EDMUND - A digital asset custody service
Edmund (https://www.edmundhq.com/) is a digital asset custody service with the focus on security, fraud detection and regulatory compliance. The service was designed especially for digital asset issuers, funds and investors.
The product was designed around processes. Deposit and withdrawal processes are defined at the time of contract signing. The transaction had to forego a series of checks from approvals to time-locks and also transaction signing. Each of which would require a 100% of positive outcome.
The task at hand
Our task was to implement a process engine that will be used in many parts of the system, implement MFA using different technologies from email, google authenticator to Yubikeys and start the design of an automatic transaction signing service using nCipher (now Entrust) Hardware security modules (HSM).

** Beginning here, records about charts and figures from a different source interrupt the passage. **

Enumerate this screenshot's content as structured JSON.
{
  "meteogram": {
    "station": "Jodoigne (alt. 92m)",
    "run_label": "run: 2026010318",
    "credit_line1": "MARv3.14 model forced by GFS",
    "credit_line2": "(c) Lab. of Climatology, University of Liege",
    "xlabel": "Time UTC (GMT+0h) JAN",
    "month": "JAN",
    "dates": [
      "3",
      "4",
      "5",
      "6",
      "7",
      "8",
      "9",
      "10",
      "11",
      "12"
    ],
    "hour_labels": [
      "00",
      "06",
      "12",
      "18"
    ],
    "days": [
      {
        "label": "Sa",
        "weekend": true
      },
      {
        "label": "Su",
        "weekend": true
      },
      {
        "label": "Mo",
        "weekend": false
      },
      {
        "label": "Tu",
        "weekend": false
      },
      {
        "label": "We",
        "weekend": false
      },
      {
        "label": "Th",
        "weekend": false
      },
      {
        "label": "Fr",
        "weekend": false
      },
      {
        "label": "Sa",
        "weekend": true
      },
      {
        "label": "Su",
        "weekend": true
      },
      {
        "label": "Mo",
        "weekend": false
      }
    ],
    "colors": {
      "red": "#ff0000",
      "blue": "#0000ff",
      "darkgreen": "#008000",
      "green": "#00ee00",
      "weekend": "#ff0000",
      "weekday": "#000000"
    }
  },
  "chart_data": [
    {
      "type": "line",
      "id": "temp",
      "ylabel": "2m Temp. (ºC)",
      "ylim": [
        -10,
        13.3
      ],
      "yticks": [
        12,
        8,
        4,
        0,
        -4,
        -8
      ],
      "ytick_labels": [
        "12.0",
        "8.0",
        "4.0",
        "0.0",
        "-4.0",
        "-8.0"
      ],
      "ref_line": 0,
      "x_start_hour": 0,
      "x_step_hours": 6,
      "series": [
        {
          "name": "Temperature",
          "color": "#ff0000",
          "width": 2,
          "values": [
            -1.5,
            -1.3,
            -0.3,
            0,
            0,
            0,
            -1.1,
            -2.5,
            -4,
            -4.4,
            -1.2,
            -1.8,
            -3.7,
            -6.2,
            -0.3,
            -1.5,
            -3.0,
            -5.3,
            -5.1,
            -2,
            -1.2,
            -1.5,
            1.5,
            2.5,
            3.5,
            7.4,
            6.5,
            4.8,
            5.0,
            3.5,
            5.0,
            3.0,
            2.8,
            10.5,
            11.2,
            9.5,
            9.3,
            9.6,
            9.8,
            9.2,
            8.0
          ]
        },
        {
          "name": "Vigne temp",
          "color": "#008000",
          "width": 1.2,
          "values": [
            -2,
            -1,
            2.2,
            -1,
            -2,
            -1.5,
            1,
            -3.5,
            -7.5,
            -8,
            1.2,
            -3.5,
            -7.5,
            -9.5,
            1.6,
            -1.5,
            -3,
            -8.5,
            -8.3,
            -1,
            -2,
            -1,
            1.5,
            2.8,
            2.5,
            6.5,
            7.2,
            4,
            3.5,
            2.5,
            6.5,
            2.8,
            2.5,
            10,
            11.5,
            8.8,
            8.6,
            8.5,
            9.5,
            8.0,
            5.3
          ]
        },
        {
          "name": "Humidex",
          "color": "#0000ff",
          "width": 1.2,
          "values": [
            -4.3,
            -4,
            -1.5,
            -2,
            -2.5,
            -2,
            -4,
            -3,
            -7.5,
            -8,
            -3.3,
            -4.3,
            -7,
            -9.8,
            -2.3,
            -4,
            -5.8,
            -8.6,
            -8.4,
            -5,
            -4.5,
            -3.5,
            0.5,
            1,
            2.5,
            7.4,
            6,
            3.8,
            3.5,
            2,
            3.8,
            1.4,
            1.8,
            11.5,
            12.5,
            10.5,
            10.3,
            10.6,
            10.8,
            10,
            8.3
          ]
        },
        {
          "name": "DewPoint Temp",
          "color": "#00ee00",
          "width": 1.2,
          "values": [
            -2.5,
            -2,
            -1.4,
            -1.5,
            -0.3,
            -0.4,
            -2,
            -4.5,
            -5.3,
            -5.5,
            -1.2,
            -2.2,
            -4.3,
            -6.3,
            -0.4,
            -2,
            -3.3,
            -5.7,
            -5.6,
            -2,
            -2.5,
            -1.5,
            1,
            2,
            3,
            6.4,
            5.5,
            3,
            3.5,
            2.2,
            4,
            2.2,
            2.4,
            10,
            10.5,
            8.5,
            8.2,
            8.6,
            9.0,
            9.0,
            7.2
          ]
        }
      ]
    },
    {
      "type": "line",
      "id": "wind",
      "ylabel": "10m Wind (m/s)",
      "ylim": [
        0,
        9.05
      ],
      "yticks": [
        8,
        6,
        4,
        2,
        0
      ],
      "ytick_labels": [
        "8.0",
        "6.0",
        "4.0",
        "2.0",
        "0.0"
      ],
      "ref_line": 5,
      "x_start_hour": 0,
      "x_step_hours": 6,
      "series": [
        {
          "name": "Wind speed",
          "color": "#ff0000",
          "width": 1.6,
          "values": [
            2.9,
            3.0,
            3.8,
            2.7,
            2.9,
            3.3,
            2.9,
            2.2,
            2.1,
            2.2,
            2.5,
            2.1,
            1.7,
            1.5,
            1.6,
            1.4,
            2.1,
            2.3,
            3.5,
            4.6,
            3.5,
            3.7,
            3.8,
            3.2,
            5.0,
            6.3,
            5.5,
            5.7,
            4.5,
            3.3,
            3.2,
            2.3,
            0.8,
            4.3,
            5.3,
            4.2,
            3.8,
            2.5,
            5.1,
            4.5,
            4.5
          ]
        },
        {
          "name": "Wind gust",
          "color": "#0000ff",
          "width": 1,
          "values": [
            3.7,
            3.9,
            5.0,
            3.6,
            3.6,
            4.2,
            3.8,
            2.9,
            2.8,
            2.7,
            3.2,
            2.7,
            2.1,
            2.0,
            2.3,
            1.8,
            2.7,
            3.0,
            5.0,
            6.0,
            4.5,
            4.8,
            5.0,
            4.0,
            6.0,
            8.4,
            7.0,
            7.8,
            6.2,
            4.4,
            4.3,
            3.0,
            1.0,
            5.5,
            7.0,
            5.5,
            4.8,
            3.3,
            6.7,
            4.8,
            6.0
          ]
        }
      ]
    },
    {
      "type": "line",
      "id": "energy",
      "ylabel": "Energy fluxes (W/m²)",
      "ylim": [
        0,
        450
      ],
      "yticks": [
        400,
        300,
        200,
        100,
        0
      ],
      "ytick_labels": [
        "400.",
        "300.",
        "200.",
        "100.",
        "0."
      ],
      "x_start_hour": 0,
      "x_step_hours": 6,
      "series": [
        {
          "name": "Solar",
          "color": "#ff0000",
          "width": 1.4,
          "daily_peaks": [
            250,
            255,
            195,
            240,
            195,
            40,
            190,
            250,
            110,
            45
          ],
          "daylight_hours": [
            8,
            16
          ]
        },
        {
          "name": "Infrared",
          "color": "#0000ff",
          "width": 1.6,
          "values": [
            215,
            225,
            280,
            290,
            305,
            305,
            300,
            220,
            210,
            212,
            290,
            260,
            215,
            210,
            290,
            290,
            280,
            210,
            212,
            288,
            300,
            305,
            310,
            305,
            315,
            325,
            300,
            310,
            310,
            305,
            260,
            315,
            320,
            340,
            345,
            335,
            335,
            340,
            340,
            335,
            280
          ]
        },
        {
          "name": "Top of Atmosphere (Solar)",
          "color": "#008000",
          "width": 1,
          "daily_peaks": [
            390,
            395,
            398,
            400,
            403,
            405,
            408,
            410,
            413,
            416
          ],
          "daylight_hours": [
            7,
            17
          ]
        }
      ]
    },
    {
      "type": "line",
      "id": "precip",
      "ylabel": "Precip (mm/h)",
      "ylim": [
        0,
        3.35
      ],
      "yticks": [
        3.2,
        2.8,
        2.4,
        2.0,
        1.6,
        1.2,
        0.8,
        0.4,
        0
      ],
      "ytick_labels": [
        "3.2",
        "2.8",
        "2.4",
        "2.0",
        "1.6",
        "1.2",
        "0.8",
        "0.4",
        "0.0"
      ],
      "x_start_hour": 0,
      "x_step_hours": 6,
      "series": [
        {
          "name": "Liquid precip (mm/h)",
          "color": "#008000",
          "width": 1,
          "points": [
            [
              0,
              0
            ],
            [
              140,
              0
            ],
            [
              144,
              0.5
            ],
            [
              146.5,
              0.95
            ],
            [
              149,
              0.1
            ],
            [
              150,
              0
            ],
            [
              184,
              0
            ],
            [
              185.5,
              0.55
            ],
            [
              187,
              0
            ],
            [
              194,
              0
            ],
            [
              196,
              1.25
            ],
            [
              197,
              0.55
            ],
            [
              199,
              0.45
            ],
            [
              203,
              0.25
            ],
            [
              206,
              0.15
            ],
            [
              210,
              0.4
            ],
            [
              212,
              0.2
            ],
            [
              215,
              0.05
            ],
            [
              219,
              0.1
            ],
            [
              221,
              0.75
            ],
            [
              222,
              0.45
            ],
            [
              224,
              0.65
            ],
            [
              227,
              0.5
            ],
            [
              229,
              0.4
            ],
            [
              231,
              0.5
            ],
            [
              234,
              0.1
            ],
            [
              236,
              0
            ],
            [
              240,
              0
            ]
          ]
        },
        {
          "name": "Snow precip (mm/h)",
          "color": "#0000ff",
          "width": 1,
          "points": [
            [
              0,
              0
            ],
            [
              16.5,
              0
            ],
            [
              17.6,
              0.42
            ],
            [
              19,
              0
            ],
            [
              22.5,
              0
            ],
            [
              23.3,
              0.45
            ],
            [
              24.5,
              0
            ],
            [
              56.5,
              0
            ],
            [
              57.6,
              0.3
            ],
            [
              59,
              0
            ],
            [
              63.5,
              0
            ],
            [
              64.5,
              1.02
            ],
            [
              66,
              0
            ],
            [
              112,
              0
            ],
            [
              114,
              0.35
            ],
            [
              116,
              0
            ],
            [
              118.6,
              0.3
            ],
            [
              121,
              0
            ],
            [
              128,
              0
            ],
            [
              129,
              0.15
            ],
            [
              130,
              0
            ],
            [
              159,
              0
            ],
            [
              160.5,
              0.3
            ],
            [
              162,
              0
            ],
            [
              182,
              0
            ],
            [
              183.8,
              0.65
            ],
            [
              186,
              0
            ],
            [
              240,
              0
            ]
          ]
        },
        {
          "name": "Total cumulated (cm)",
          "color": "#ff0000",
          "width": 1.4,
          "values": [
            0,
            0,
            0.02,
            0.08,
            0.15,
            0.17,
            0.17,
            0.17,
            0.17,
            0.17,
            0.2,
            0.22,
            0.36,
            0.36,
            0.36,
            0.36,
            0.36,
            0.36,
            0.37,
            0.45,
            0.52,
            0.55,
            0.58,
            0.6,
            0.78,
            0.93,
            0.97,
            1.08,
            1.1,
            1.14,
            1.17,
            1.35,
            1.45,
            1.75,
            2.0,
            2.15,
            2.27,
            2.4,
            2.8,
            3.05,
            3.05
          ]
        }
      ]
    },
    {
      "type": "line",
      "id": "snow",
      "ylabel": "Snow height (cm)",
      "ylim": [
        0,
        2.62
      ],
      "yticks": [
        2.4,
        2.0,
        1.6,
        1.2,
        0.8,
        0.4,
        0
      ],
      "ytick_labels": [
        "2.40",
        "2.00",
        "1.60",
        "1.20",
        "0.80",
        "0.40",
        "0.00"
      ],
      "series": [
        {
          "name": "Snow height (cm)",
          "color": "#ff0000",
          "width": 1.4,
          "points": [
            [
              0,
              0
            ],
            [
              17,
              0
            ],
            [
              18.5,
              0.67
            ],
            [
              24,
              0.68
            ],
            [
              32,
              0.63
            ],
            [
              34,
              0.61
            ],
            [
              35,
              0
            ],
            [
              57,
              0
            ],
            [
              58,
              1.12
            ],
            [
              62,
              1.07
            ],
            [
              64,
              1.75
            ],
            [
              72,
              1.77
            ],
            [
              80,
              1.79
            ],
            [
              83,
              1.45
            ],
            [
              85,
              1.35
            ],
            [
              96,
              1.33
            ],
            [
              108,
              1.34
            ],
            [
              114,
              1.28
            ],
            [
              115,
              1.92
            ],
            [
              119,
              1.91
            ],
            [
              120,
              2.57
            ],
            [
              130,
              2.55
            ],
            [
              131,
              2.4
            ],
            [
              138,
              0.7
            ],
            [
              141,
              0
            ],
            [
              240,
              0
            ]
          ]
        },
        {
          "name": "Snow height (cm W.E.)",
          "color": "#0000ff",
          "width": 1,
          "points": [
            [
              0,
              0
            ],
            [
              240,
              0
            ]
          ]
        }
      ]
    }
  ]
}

The HSM signer task was especially challenging as the platform used to implement these features is embedded C on an integrated PowerPC platform.
The process engine development took quite some time due to write constraints and data signatures on the database level. We had to thoroughly test the state changes for different cases and implement a web designer for the processes.
The automated signers project required that the result of the processes was verifiable via cryptographic signatures on the HSM device. The data had to be securely transferred and verified. If the verification was successful the HSM program would sign the transaction and broadcast it to the right blockchain.
Implementation was conducted using Java with Spring Boot, C and AnularJS.